Results from Experiment 1 of Harris and Remington (2017). (a) Reaction time (RT) for repeated and novel displays across four uncued epochs and four subsequent cued epochs. Validly-cued repeated and invalidly-cued RT overlap for novel trials. (b) Number of fixations across four uncued and four cued epochs. (c) RT time duration between fixation on the target and keyboard response, plotted separately for repeated and novel displays. The repeated and novel conditions overlap in all epochs and all cueing conditions. Inset in C are the same data with a smaller scale. All error bars are within-participant SEM (From Fig. 2 of “Contextual cueing improves attentional guidance, even when guidance is supposedly optimal” by A. M. Harris and R. W. Remington, 2017, Journal of Experimental Psychology: Human Perception and Performance, 43(5), p. 816. Copyright by the American Psychological Association)

General discussion

Summary

We have considered evidence that repeated context may facilitate search early, late, or both. Table 1 provides a summary of results.

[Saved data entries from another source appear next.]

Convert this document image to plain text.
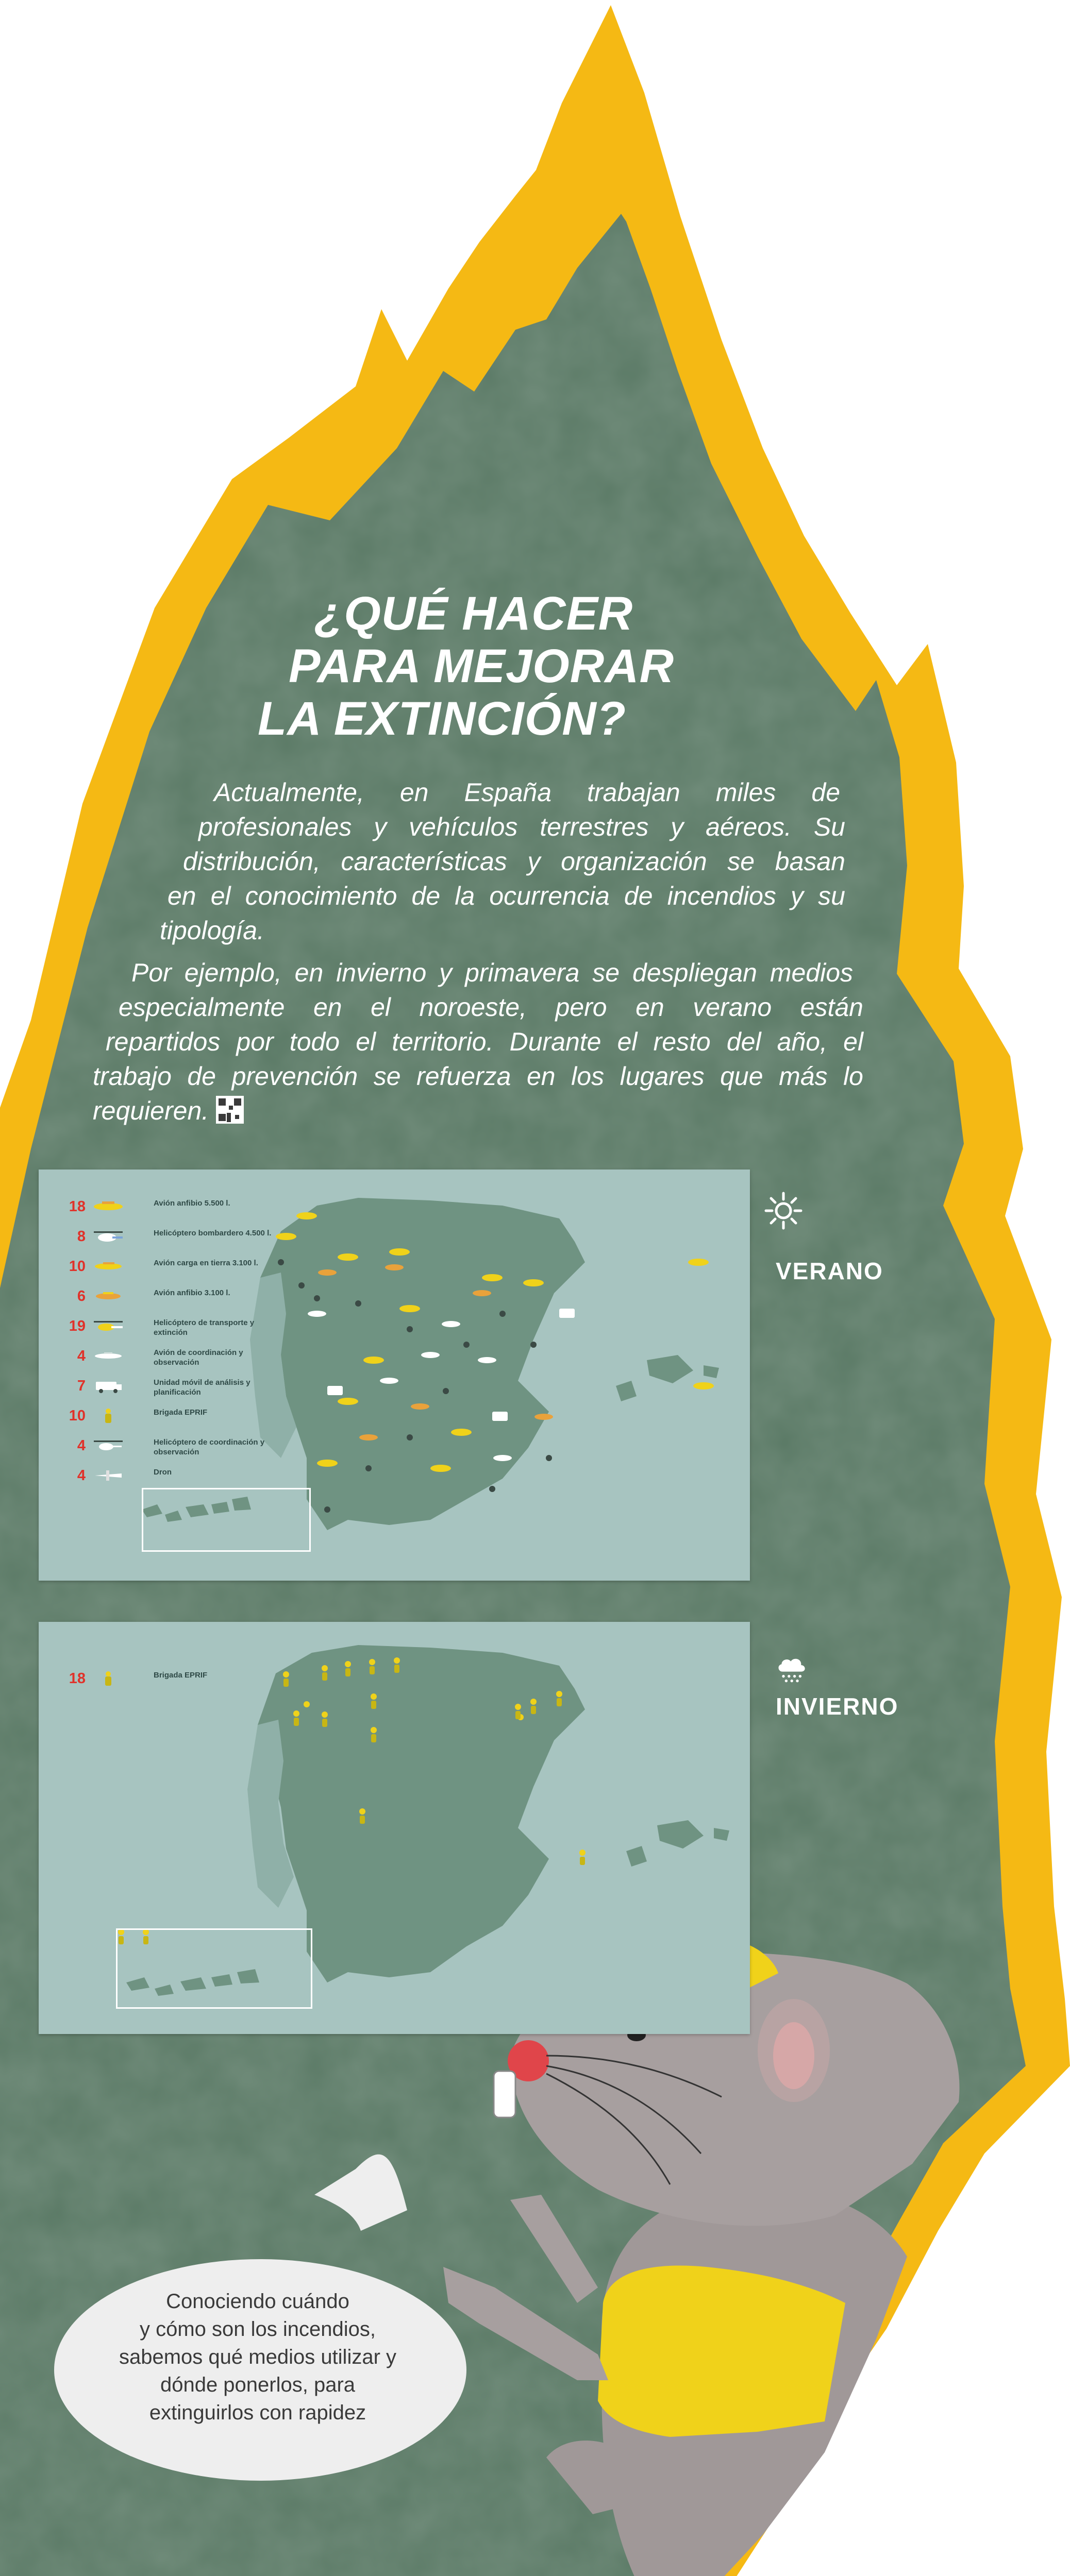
¿QUÉ HACER
PARA MEJORAR
LA EXTINCIÓN?
Actualmente, en España trabajan miles de
profesionales y vehículos terrestres y aéreos. Su
distribución, características y organización se basan
en el conocimiento de la ocurrencia de incendios y su
tipología.
Por ejemplo, en invierno y primavera se despliegan medios
especialmente en el noroeste, pero en verano están
repartidos por todo el territorio. Durante el resto del año, el
trabajo de prevención se refuerza en los lugares que más lo
requieren.
18	Avión anfibio 5.500 l.
8	Helicóptero bombardero 4.500 l.
10	Avión carga en tierra 3.100 l.
6	Avión anfibio 3.100 l.
19	Helicóptero de transporte y extinción
4	Avión de coordinación y observación
7	Unidad móvil de análisis y planificación
10	Brigada EPRIF
4	Helicóptero de coordinación y observación
4	Dron
VERANO
18	Brigada EPRIF
INVIERNO
Conociendo cuándo
y cómo son los incendios,
sabemos qué medios utilizar y
dónde ponerlos, para
extinguirlos con rapidez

Table 1 Summary of evidence for contextual cueing having an early or late locus

We have reviewed a large number of studies using behavioral, electrophysiological, and eye-movement measures, all of which provide strong evidence that repeated search context affects processing at an early time point, prior to that associated with response selection or motor preparation. Specifically, EEG studies find effects of contextual cueing on the N210 and N2pc components; eye-tracking studies find fewer pre-target fixations for repeated compared to novel displays; and behavioral studies find a smaller magnitude of contextual cueing effects in feature search, consistent with an early locus. Although search slope is not reliably shallower in repeated than novel displays (Kunar et al., 2007), this may reflect the local spatial constraints of contextual cueing (Brady & Chun, 2007). Both EEG and eye-tracking data warrant further replication, but current findings support early-locus accounts and contradict alternative views that place the locus of contextual cueing exclusively at late stages, after the target is found.

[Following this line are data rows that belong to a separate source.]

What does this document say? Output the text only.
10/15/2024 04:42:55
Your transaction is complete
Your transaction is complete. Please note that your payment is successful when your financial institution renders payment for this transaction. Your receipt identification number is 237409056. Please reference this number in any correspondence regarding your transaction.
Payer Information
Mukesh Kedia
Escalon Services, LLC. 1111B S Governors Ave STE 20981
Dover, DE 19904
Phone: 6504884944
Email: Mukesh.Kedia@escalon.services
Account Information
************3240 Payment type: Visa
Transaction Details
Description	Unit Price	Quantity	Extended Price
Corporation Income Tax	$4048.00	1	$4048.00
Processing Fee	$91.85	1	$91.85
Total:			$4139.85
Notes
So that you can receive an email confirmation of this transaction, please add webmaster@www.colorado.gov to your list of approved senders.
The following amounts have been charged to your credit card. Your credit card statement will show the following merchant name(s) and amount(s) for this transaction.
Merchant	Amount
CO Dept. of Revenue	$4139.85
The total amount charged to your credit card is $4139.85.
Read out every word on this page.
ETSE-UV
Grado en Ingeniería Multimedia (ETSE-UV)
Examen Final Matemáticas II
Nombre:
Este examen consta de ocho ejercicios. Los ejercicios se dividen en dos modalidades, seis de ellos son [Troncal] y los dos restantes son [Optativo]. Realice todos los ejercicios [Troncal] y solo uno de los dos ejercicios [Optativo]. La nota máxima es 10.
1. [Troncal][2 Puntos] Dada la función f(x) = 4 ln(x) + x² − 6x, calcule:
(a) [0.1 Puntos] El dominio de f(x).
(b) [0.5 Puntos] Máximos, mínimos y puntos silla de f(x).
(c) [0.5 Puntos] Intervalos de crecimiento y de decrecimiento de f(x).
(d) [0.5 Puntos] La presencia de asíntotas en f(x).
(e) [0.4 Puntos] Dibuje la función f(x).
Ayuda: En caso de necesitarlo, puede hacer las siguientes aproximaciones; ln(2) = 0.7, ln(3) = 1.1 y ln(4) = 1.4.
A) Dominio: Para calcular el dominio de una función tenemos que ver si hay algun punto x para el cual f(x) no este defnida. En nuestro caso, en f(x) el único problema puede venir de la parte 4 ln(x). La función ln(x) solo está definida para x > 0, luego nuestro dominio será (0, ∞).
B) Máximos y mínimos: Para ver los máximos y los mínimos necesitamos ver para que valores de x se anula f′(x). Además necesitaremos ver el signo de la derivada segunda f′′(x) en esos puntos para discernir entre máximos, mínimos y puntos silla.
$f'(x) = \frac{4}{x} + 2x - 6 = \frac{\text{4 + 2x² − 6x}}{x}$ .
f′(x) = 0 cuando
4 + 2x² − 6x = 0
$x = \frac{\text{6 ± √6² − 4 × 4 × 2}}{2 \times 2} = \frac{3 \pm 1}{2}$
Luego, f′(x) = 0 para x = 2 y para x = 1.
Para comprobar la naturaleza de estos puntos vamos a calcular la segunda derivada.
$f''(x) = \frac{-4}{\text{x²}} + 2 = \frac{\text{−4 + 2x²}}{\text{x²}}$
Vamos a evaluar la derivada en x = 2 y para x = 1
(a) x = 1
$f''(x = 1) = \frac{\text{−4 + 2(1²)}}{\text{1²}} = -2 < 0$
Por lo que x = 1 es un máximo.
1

Is there, however, also evidence that, in addition to an early locus, repeated context may facilitate search late, after the target has been found? Evidence for the late effect is mixed. The lack of a consistent search slope effect, the presence of small but significant contextual cueing in feature search, as well as possible interactions between response congruency and contextual cueing, all point to an additional, late locus of contextual cueing. Yet alternative explanations for these behavioral findings exist. EEG did not record consistent effects of contextual cueing on the late lateral readiness potential, so further replication is necessary. Some eye-tracking data show fewer fixations after the end of search, but these findings conflict with studies that more cleanly separated search from response preparation.

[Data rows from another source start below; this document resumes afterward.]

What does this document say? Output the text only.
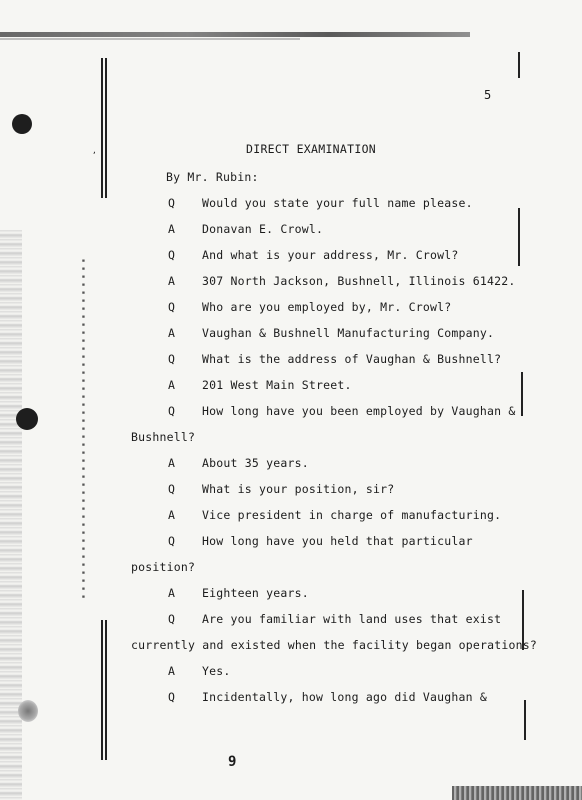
▪▪▪▪▪▪▪▪▪▪▪▪▪▪▪▪▪▪▪▪▪▪▪▪▪▪▪▪▪▪▪▪▪▪▪▪▪▪▪▪▪▪▪
,
5
DIRECT EXAMINATION
By Mr. Rubin:
Q Would you state your full name please.
A Donavan E. Crowl.
Q And what is your address, Mr. Crowl?
A 307 North Jackson, Bushnell, Illinois 61422.
Q Who are you employed by, Mr. Crowl?
A Vaughan & Bushnell Manufacturing Company.
Q What is the address of Vaughan & Bushnell?
A 201 West Main Street.
Q How long have you been employed by Vaughan &
Bushnell?
A About 35 years.
Q What is your position, sir?
A Vice president in charge of manufacturing.
Q How long have you held that particular
position?
A Eighteen years.
Q Are you familiar with land uses that exist
currently and existed when the facility began operations?
A Yes.
Q Incidentally, how long ago did Vaughan &
9
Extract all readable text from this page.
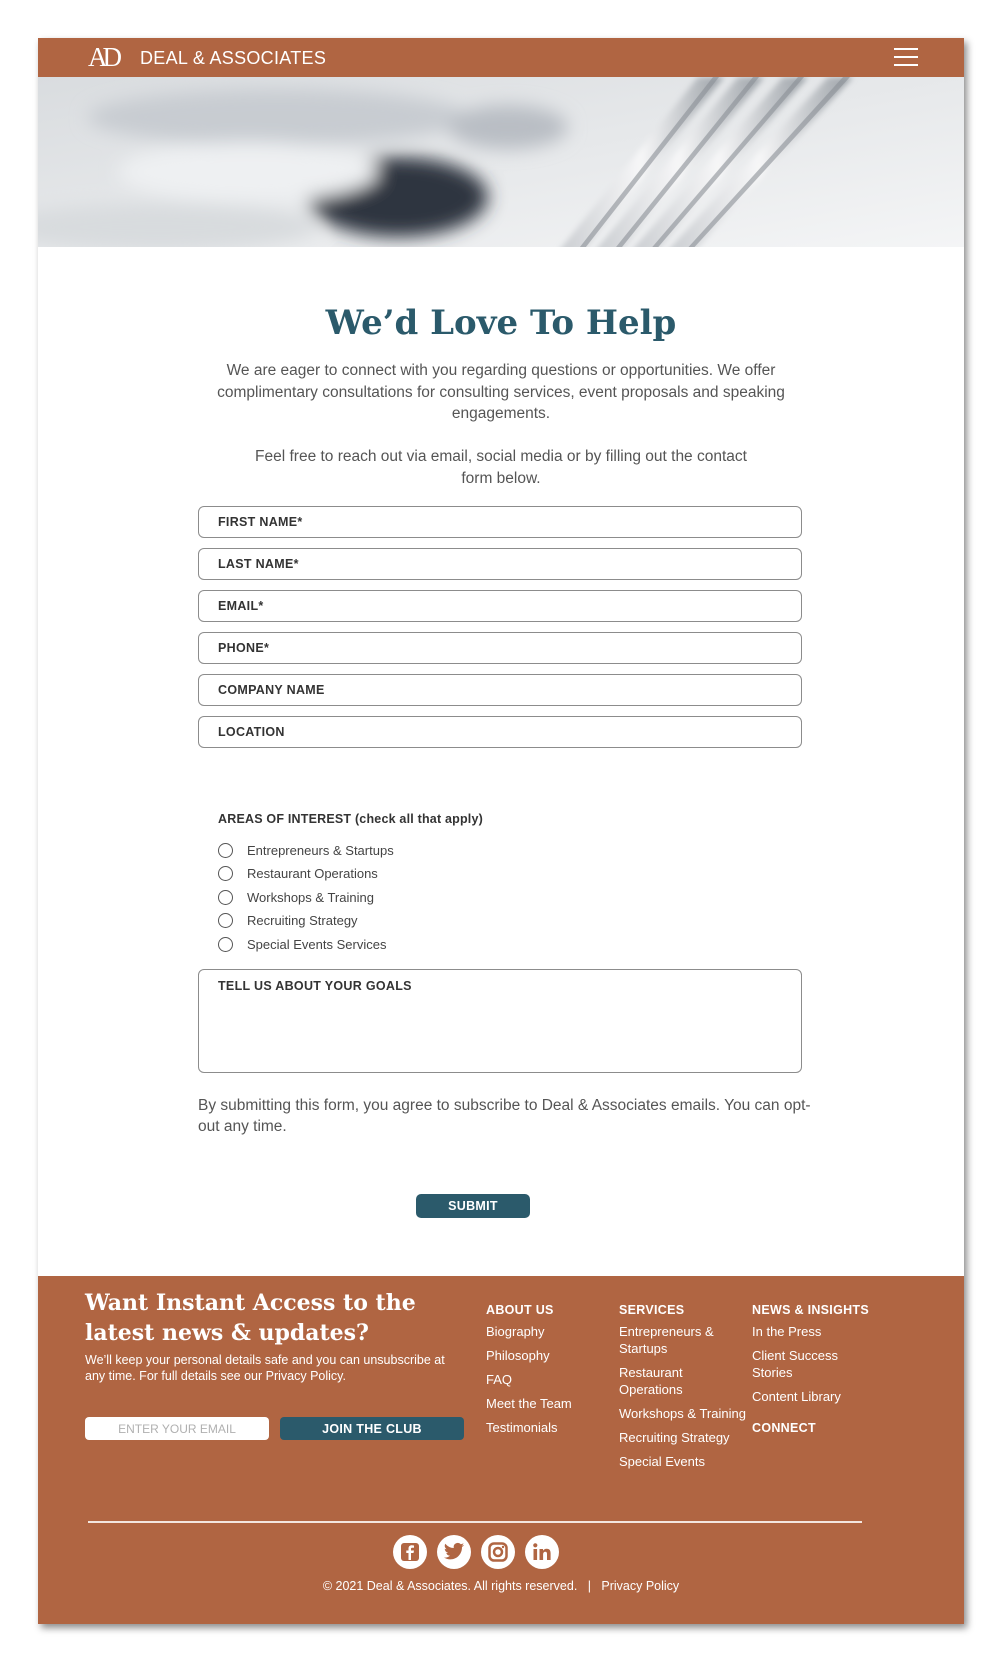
AD DEAL & ASSOCIATES
We’d Love To Help
We are eager to connect with you regarding questions or opportunities. We offer complimentary consultations for consulting services, event proposals and speaking engagements.
Feel free to reach out via email, social media or by filling out the contact form below.
FIRST NAME*
LAST NAME*
EMAIL*
PHONE*
COMPANY NAME
LOCATION
AREAS OF INTEREST (check all that apply)
Entrepreneurs & Startups
Restaurant Operations
Workshops & Training
Recruiting Strategy
Special Events Services
TELL US ABOUT YOUR GOALS
By submitting this form, you agree to subscribe to Deal & Associates emails. You can opt-out any time.
SUBMIT
Want Instant Access to the latest news & updates?
We’ll keep your personal details safe and you can unsubscribe at any time. For full details see our Privacy Policy.
ENTER YOUR EMAIL
JOIN THE CLUB
ABOUT US
Biography
Philosophy
FAQ
Meet the Team
Testimonials
SERVICES
Entrepreneurs & Startups
Restaurant Operations
Workshops & Training
Recruiting Strategy
Special Events
NEWS & INSIGHTS
In the Press
Client Success Stories
Content Library
CONNECT
© 2021 Deal & Associates. All rights reserved. | Privacy Policy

Together, these empirical findings show that contextual cueing reflects mechanisms that influence processes early in search, but underlying mechanisms may also include contributions from later, response-related operations. The evidence for late-locus accounts is not yet conclusive. Moving forward, ERP studies that explore the lateral readiness potential with high-powered study designs and sufficient sample sizes will be highly informative. Should researchers find reliable LRP effects, this would provide a strong indication of response facilitation. In addition, future behavioral data showing a significant interaction between context repetition and congruency will be informative of the role of response processes in contextual cueing.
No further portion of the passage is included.